LUNG's punchy and resonant issues-based play immerses us within the world of young carers

★★★★
theatre review (edinburgh) | Read in About 2 minutes
Published 11 Aug 2019
32788 large
Who Cares

Jade, Connor and Nicole are three ordinary teenagers going about their schoolday in Salford. Or so outward appearances tell us, for much of the purpose of this issues-based piece of new writing produced by LUNG (whose past hits include Trojan Horse, E15 and Chilcot) and the Lowry in Salford is that the struggle people face isn’t always written on their face. This is particularly so when they’re young, and they have no life experience or support network to call upon.

All three are young carers, looking after their parents because no one else is there to: Jade with her paraplegic father after an accident; Connor with his mentally unwell mother after the departure of his father from the home; and Nicole with a mother whose illness means she no longer recognises her. To a light and uplifting pop soundtrack over the transitions, the trio of performers—Jessica Temple, Luke Grant and Lizzie Mounter, respectively—play their roles with compassion and relatable enthusiasm.
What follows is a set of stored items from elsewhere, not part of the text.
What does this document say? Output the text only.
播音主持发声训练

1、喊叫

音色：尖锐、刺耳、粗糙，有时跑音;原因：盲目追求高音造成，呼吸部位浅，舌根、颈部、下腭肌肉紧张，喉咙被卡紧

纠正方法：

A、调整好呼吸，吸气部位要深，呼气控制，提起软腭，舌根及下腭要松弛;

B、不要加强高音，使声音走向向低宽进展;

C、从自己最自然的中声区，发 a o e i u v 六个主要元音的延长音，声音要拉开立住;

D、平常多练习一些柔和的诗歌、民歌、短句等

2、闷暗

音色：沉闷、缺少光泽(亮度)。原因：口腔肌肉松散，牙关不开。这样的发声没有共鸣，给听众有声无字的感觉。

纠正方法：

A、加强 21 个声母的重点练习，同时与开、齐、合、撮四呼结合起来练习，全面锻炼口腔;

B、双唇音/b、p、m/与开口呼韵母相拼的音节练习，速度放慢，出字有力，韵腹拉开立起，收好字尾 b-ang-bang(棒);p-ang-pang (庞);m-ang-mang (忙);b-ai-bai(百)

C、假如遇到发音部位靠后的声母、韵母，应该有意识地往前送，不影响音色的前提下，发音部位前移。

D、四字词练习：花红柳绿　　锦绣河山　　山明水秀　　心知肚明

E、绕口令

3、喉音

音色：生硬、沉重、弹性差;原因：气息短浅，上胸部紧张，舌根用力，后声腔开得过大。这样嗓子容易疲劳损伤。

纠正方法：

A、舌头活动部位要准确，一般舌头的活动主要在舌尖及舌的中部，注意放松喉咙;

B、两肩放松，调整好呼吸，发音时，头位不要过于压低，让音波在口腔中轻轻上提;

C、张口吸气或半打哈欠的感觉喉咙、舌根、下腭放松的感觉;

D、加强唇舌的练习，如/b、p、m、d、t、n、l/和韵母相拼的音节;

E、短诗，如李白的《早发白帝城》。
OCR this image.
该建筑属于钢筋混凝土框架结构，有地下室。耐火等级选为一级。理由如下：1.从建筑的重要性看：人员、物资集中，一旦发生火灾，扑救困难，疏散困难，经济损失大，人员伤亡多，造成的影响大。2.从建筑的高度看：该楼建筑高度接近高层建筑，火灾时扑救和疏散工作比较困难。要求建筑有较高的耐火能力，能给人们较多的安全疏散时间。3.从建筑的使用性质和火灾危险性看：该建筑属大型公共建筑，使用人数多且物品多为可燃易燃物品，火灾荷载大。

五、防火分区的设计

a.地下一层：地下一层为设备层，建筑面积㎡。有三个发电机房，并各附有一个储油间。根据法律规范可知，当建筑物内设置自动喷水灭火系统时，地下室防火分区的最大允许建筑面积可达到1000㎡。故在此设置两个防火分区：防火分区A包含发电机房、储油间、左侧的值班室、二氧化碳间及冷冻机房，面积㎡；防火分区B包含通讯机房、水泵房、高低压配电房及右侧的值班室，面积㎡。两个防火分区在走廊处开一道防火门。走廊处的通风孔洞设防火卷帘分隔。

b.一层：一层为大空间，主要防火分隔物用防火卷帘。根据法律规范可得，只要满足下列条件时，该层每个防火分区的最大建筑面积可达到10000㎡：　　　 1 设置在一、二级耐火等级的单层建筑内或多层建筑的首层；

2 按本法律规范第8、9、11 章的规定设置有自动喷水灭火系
Writer and director Matt Woodhead’s play balances the issues addressed with the humanity of these characters, and takes us through the everyday struggles young people in these situations face. That includes: isolation, bullying, lack of focus on their own education, and austerity-driven lack of access to financial and practical support. Yet the best of what is done here is in the way the onstage action relates to what’s happened around the play.

Its verbatim script was compiled from two years of interviews with young carers in Salford, who were involved with everything from casting to design, and the piece ends with a call to campaigning action. It feels not so much like a window on the world of these young people as an invitation to step into it and do what we can to help.